Outra característica da visão de Bohm é o que ele chamou de “holomovimento”, que combina sua concepção holista do Universo indiviso com uma “ontologia de processos”, ao invés de uma ontologia de coisas. O termo filosófico “ontologia” se refere à questão sobre o que é feito o mundo, do que é constituído o mundo. O materialismo mecanicista, por exemplo, tende a ver o mundo como constituído de matéria (que seria sua ontologia básica) provida de movimento. Uma filosofia de processo coloca como mais fundamental o movimento, o fluxo, a mudança, e a partir desse processo emergiriam estruturas dinâmicas relativamente invariantes, que denominamos “coisas”. Ao longo da história, metafísicas de processo foram propostas por Heráclito, Whitehead, Bergson, Prigogine, entre muitos outros.

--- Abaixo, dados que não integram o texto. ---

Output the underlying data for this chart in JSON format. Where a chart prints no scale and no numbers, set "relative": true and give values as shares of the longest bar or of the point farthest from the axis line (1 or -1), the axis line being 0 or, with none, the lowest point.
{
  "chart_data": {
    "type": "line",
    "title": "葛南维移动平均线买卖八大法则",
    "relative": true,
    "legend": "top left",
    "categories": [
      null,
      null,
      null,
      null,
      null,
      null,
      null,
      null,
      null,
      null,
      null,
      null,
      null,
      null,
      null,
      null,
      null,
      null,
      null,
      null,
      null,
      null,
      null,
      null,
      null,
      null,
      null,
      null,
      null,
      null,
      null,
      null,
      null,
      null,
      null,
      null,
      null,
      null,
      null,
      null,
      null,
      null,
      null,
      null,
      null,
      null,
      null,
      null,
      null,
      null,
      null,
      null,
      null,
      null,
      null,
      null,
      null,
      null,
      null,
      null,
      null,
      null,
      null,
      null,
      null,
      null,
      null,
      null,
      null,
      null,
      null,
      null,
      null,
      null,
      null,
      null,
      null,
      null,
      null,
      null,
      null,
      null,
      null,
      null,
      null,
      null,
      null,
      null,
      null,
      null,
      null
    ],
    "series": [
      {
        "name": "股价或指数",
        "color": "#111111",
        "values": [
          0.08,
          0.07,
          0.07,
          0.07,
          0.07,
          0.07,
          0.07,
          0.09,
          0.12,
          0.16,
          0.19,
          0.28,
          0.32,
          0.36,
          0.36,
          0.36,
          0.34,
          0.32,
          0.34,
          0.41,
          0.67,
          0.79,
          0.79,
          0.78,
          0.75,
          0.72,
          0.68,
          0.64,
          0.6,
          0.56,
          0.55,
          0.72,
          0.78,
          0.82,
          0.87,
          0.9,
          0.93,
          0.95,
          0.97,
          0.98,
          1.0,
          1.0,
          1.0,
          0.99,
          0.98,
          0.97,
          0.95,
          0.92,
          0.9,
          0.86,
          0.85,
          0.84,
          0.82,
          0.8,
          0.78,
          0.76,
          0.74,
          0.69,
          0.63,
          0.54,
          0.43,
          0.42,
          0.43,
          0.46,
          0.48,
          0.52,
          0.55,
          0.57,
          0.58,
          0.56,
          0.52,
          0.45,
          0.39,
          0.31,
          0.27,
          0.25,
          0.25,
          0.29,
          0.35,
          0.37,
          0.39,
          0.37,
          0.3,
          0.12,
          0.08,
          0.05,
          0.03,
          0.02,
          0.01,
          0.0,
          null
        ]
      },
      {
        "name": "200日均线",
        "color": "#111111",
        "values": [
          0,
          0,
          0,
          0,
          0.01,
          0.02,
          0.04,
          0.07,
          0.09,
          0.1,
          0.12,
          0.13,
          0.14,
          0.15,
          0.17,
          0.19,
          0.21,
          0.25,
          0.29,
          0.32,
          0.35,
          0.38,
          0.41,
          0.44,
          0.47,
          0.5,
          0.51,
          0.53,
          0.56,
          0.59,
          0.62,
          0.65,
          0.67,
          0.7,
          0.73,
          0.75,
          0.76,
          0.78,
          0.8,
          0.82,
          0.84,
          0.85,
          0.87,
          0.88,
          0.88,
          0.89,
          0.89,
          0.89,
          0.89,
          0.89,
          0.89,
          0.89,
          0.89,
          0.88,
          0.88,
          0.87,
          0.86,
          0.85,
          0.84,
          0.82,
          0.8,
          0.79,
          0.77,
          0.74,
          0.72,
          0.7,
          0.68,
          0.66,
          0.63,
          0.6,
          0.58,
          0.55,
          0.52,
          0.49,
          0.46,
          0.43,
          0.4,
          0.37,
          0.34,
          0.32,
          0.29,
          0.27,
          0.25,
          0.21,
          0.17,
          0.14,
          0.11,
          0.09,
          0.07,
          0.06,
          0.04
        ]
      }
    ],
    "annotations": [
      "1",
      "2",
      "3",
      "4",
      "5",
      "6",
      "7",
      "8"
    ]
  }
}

Outro aspecto interessante dessa concepção, presente também em sua teoria causal (de variáveis ocultas, ou da onda piloto) de 1952, é considerar que a realidade do Universo quântico é fundamentalmente multidimensional. Por exemplo, duas partículas emaranhadas corresponderiam a uma única entidade em 6 dimensões espaciais. O que vemos como duas partículas correlacionadas seriam projeções desta entidade única em dois eixos ortogonais, assim como um peixe em um aquário é visto de maneiras diferentes em lados ortogonais do aquário (por exemplo, em um lado o vemos de frente e de outro o vemos de lado). Tal ideia já tinha sido discutida por Max Born no Congresso de Solvay de 1927, mas Bohm é um dos poucos a defendê-la explicitamente.

A interpretação do holomovimento de Bohm busca fornecer um arcabouço geral para que se desenvolva uma nova abordagem para a física, mas ela não apresenta descrições mais detalhadas de fenômenos quânticos. Bohm, em colaboração com Basil Hiley e outros, explorou o uso de certas álgebras para exprimir como seriam as leis do “pré-espaço”, mas os resultados obtidos não foram muito relevantes.

Bohm especulou também que a ordem implicada se aplicaria tanto para a matéria quanto para a consciência. Utilizou a teoria do neurologista Karl Pribram, que também se inspirou na holografia, e que examinaremos no próximo texto. A visão geral de Bohm parece se aproximar daquela defendida no séc. XVII pelo filósofo holandês Spinoza: matéria, vida, consciência seriam algumas “projeções” de uma totalidade multidimensional única.